Le premier défaut, et non des moindres, c'est que l'univers dystopique proposé n'est absolument pas crédible. Dégoûté par la guerre, la population a massivement adopté l'amputation des bras et des jambes, montrant ainsi sa volonté d'en finir une bonne fois pour toute avec la violence. C'est un peu extrême, mais jusque là, si l'auteur montre un bon endoctrinement de la société, ça pourrait passer. Seulement, deux ans après ce mouvement de masse, les amputés reviennent avec des membres électroniques, capables de faire lance-flamme, de scier des troncs, de démolir des murs… tout en continuant à clamer qu'ils ne recherchent que la paix. Pour moi, la contradiction est beaucoup trop évidente et ne passe pas du tout.

Deuxièmement, le livre fondateur de cette nouvelle société n'est pas crédible non plus. . le livre est bourré de passages ironiques du type « Les gens sont tellement abrutis que si on leur demanderait de couper leurs bras pour la paix, ils ne feraient ». Un homme politique vient ensuite en disant « Regardez ce livre, il faut vous couper les bras pour la paix. » et la population de répondre « Cet écrivain est un génie et c'est exactement ce qu'il a voulu dire ! » Je ne suis pas spécialement optimiste sur la capacité des masses à faire face à la propagande, mais encore une fois, c'est un peu gros à avaler.

Plus anecdotique, la vision qu'a l'auteur de la sexualité est assez particulière, et est souvent gênante à lire.
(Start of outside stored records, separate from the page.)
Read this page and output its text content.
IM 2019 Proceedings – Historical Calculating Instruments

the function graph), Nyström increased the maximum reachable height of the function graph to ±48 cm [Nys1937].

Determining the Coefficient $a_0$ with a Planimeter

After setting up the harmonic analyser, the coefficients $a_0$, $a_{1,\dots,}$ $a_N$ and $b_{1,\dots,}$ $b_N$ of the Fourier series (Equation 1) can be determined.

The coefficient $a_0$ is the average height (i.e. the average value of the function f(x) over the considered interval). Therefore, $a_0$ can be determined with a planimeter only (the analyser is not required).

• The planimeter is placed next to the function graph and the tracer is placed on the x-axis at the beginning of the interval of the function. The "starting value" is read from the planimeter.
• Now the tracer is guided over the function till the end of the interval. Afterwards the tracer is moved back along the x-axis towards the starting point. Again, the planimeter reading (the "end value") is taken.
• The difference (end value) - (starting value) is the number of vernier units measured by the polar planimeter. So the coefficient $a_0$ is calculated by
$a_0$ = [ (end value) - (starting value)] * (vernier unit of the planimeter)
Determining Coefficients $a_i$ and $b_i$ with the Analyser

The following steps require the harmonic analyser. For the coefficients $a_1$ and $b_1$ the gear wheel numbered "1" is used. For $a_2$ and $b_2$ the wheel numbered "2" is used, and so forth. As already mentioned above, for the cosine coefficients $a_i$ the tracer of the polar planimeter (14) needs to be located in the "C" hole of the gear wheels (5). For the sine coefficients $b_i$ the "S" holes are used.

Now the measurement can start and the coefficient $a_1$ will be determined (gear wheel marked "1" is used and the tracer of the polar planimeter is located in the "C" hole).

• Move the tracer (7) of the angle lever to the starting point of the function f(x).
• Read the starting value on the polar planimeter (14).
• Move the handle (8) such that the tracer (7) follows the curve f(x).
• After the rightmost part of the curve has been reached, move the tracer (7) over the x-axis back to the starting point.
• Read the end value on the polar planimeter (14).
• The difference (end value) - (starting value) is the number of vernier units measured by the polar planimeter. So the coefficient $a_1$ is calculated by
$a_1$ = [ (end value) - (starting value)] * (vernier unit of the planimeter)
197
Au fil des pages, on tombe sur ce genre d'extraits : « Martine devinait en elle le type perpétuel de la clitoridienne, embourbée depuis l'adolescence dans les préliminaires de la vraie vie sexuelle, pelvis bouclé à double tour et les profondeurs érotiques anesthésiées. » ou « La condition nécessaire à sa satisfaction était de jouer l'homme, d'absorber l'homme, de la châtrer. […] C'était au demeurant une forme spectaculaire de frigidité. Si elle pouvait éprouver la sensation d'usurpation mâle de cette manière, il y avait beaucoup de chances pour qu'elle retombât dans les normes plus traditionnelles, en transférant son centre érotique vagin au clitoris, ce phallus fantôme, laissant croire à son partenaire qu'il s'agissait de l'article authentique... ». Qu'a fait madame pour mériter un tel mépris ? Elle préfère simplement la position de l'amazone à celle du missionnaire…

On sent l'auteur un peu trop coincé dans son époque : on repère trop facilement la guerre froide entre américains et russes, les théories en vogue dans les années où ce livre a été écrit, … Il manque cette capacité à extraire des problèmes universels par lesquels le lecteur se sent concerné des dizaines d'années plus tard. Et dans une dystopie, ça ne pardonne pas.